Celesté Martinez, whose United for a New Economy Colorado has worked with 9to5 and others on some of the legislation, said “the purple nature of our Capitol” had in the past stymied earlier versions of some of the bills that became law this session. But she and others say it wasn’t just the blue wave that made the difference in 2019. It was people like Wright, increasingly pressing politicians as the affordability gap puts pressure on more and more families.
Cathy Alderman, vice president of communications and public policy for Colorado Coalition for the Homeless, said groups like hers didn’t have to paint a picture of a housing crisis for lawmakers.
“Everybody’s hearing it at their door,” she said.
The business community is listening as well, said Nancy Burke, who is vice president of government and community affairs for the Colorado Apartment Association and the Apartment Association of Metro Denver.
“I know people have been anxious about housing prices, rent prices,” she said.
The Colorado Apartment Association supported measures such as the law expanding housing tax credits. Burke also applauded the application fee measure, saying it would help ensure renters and landlords knew what was expected of them.
Landlords and tenants clashed over some proposals that nonetheless passed. Among those was HB19-1309, the one creating a program for resolving disputes between mobile homeowners and the landlords from whom they rent plots.
Tawny Peyton, executive director of the Rocky Mountain Home Association, and Deborah Wilson, a lawyer who has represented manufactured home communities in Colorado for over 25 years, said in an email to Denverite that they believed provisions in HB19-1309 reduced business owners’ rights and increased their costs. But they acknowledged the measure provided additional protections for mobile home owners by giving them more time to move or sell their homes if they are evicted. They said the industry would work next session to refine the law.
“If lawmakers are looking for solutions to the affordable housing crisis, adding additional costs and burdens to providers only discourages growth and participation in this space,” Peyton and Wilson said in their joint statement. “Supply is the key to affordable housing and we’d love to work with communities and the legislature to promote more use of manufactured housing as a progressive means of assuring access to housing at an affordable price.”
A measure landlords staunchly opposed, SB19-225, stalled this session. Proponents acknowledged they did not have the votes among Democrats to topple Colorado’s nearly four-decade-old prohibition against rent control.

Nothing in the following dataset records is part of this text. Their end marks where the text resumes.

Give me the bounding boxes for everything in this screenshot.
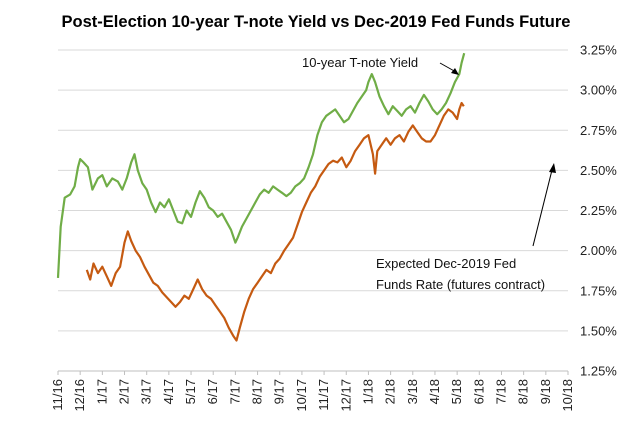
yield-annotation-label: 10-year T-note Yield: [302, 55, 418, 70]
y-tick-label: 1.50%: [580, 323, 617, 338]
fed-annotation-label-line2: Funds Rate (futures contract): [376, 277, 545, 292]
chart-title: Post-Election 10-year T-note Yield vs De…: [62, 13, 571, 31]
x-tick-label: 8/18: [516, 379, 531, 404]
y-tick-label: 2.50%: [580, 163, 617, 178]
fed-annotation-label-line1: Expected Dec-2019 Fed: [376, 256, 516, 271]
x-axis-ticks: 11/16 12/16 1/17 2/17 3/17 4/17 5/17 6/17 7/17 8/…: [50, 371, 575, 412]
fed-annotation-arrowhead: [549, 163, 556, 173]
series-layer: [56, 52, 466, 342]
fed-funds-series-line: [85, 101, 465, 342]
x-tick-label: 7/18: [493, 379, 508, 404]
yield-annotation-arrowhead: [451, 68, 459, 75]
yield-series-line: [56, 52, 466, 278]
x-tick-label: 6/18: [471, 379, 486, 404]
x-tick-label: 3/17: [139, 379, 154, 404]
x-tick-label: 2/17: [117, 379, 132, 404]
annotation-layer: 10-year T-note Yield Expected Dec-2019 Fe…: [302, 55, 556, 292]
x-tick-label: 9/18: [538, 379, 553, 404]
x-tick-label: 10/18: [560, 379, 575, 412]
x-tick-label: 10/17: [294, 379, 309, 412]
x-tick-label: 9/17: [272, 379, 287, 404]
y-tick-label: 2.75%: [580, 123, 617, 138]
x-tick-label: 5/17: [183, 379, 198, 404]
y-tick-label: 2.25%: [580, 203, 617, 218]
grid: [58, 49, 568, 372]
y-tick-label: 1.25%: [580, 364, 617, 379]
x-tick-label: 2/18: [383, 379, 398, 404]
x-tick-label: 4/18: [427, 379, 442, 404]
x-tick-label: 7/17: [227, 379, 242, 404]
y-tick-label: 2.00%: [580, 243, 617, 258]
x-tick-label: 5/18: [449, 379, 464, 404]
x-tick-label: 6/17: [205, 379, 220, 404]
fed-annotation-arrow: [532, 169, 553, 247]
x-tick-label: 1/18: [360, 379, 375, 404]
x-tick-label: 4/17: [161, 379, 176, 404]
y-tick-label: 3.00%: [580, 83, 617, 98]
x-tick-label: 12/17: [338, 379, 353, 412]
x-tick-label: 1/17: [94, 379, 109, 404]
x-tick-label: 8/17: [250, 379, 265, 404]
x-tick-label: 11/16: [50, 379, 65, 411]
x-tick-label: 11/17: [316, 379, 331, 411]
y-axis-ticks: 1.25% 1.50% 1.75% 2.00% 2.25% 2.50% 2.75% 3.00%…: [580, 43, 617, 379]
x-tick-label: 12/16: [72, 379, 87, 412]
y-tick-label: 1.75%: [580, 283, 617, 298]
x-tick-label: 3/18: [405, 379, 420, 404]
y-tick-label: 3.25%: [580, 43, 617, 58]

SB19-225, to “Authorize Local Governments To Stabilize Rent,” did not set a state standard. Instead, it would have allowed local authorities to decide for themselves whether to enact caps on how much rents could rise or to require developers to include rent-controlled units in new projects. The Colorado Apartment Association had argued rent control would drive developers and investors from Colorado’s rental market, and said decreasing supply was no way to respond to the housing crisis.
“Even that this bill has been introduced, even though it died, that’s scary for an investor,” Burke said.
Lawmakers and advocates say they’ll try again on rent stabilization next session. Bill writers encouraged by their success this year are also likely in the next to look at capping late fees charged to tenants who are behind on the rent, and for ways to increase the supply of alternatives to shelters such as tiny home villages.
“We are moving in a more progressive direction,” UNE’s Martinez said.
Burke said she would be pressing for creative, voluntary ways to increase housing supply. She’s suggested, for example, a statewide version of a subsidy program in Denver aimed at getting families earning below the area median income into market-rate apartments that are standing vacant.